Editorial: State, feds must walk fine line
Published 12:00 am Saturday, August 11, 2018
- (123RF)
American health officials are, with good reason, working to get the nation’s opioid addiction problems under control. That’s evident in the effort by Oregon Health Authority to come up with new ways to address chronic pain and by the federal Food and Drug Administration to create new prescribing guidelines for the powerful painkillers.
They’ve taken on a pair of difficult tasks both of controlling access to the drugs and ensuring that people with chronic pain problems get the relief they need.
The problem of opioid abuse is huge. Between 1999 and 2016, according to the Centers for Disease Control, about 350,000 Americans died of opioid abuse. Another 49,000 plus died in 2017.

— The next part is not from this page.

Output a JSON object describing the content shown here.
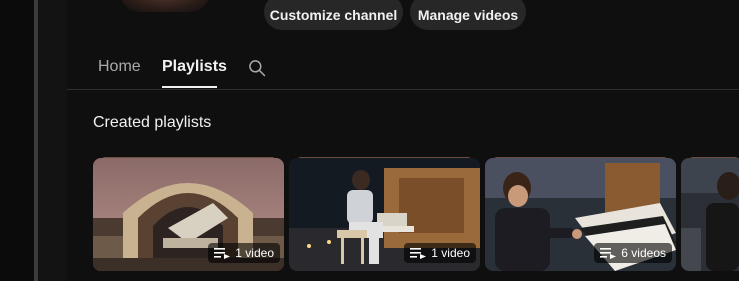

Locally, 5.18 Deschutes County residents per 100,000 died of opioid overdoses between 2011 and 2015; in Crook County, that number was 8.66 per 100,000. No deaths were reported in Jefferson County.
For now, the state is considering moving several painful chronic conditions above its cutoff line for treatment of Oregon Health Plan (Medicaid) participants. If that happens, those suffering from such things as fibromyalgia and chronic pain syndrome would be eligible for treatments and therapies that would help them manage pain without the use of addictive drugs beginning in 2020. OHP members with back pain already are eligible.
At the same time the federal Food and Drug Administration is developing new opioid prescription guidelines that would allow variations depending upon the condition involved. That’s a change from the current one-size-fits-all guidelines. The aim, again, is to make sure that those who need drugs have them, while those who can do with less get less.
Both agencies are working to address a serious drug problem, and that’s good. Both also apparently recognize that a single limit may provide too much for some and too little for others. Balancing need for all may not be easy, nor accomplished quickly. They both must be willing to reconsider and fine-tune their rules as more information becomes available.